For his part, Roemer is relieved that the foxes have recovered. But he believes that if the National Park Service had acted sooner, the fox might have avoided ever becoming endangered. By September 1995, the government had been informed that invasive golden eagles were decimating fox populations, he says. When asked by the U.S. Fish and Wildlife Service to comment on the delisting, he noted that the golden eagles were not studied on other islands until late 1998. The first eagle was not removed from the islands until November 1999.

“They screwed up,” he told me. “Four years isn’t that long a time, for people, but animals can go extinct in that long a time.”

He believes the first golden eagles only established themselves on Santa Cruz island a few years before he got there, in the late 1980s or early 1990s. It’s possible that a mating pair did not take up residence until 1993. If the Park Service had removed golden eagles in 1996, island fox populations never would have plummeted. Specifically, he says, the government would never have had to initiate the extremely expensive captive-breeding program.

The island fox isn’t totally in the clear yet. One of its biggest dangers follows directly from once-miniscule population size: All of its subspecies have very little genetic variability. It’s a classic case of bottlenecking: The 2,100 foxes on Santa Cruz Island currently only contain the genetic diversity of the 55 foxes that survived the 1990s.

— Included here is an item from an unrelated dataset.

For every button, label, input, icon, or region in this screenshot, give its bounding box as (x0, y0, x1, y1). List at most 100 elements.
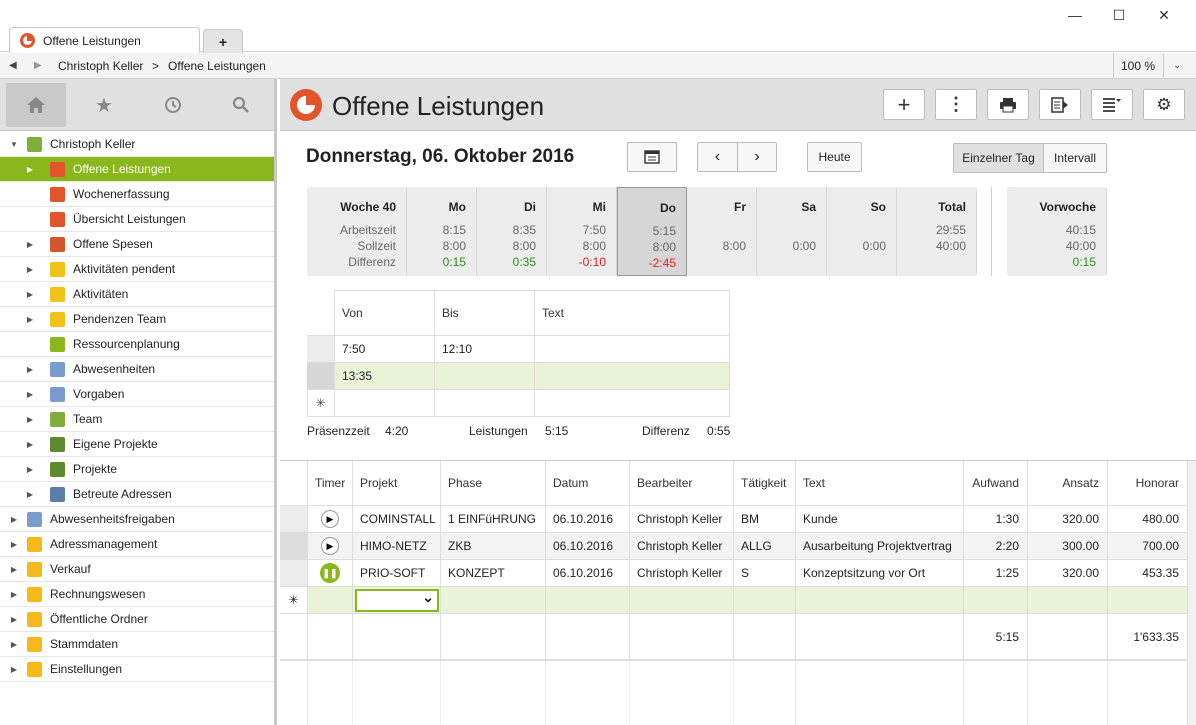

This is not a new problem for the island fox. A study last year found that the island fox subspecies from San Nicolas island—which was never declared endangered—has almost no genetic variability to speak of. When researchers sequenced its genome, they found that its individuals are nearly identical. It is the least variable sexually reproducing species ever described. “They’re almost like clones, practically,” says Roemer.

Some researchers have therefore begun to propose relocating animals across islands—a technique known as genetic rescue. It has worked elsewhere before, and it could inject each subspecies with enough variation to make it more vigorous.

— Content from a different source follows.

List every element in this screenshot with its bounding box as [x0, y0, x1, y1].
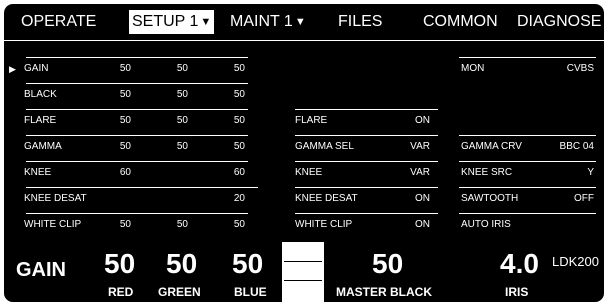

It may seem like the ultimate in modern-day stewardship: Biologists ferrying small foxes across the sea, all for the good of the species. But modern-day ecologists will be repeating a more ancient exercise. While genetic evidence suggests that island foxes floated or swam to the northern islands during the previous ice age, when sea levels were lower, they did not reach the southern islands without help. Between 6,000 and 4,000 years ago, Native people, likely the Tongva, carried island foxes between the islands as companion animals. In particular, it seems increasingly likely that people introduced foxes to Santa Catalina and the southern isles.

In the long view, the story looks less like people disturbing a pristine environment and then rushing to remedy their own failure. Instead, it suggests a longer story of human-fox coexistence. Without human help, there wouldn't be island foxes anymore. And without humans in the first place, these particular kinds of island fox might not have existed at all.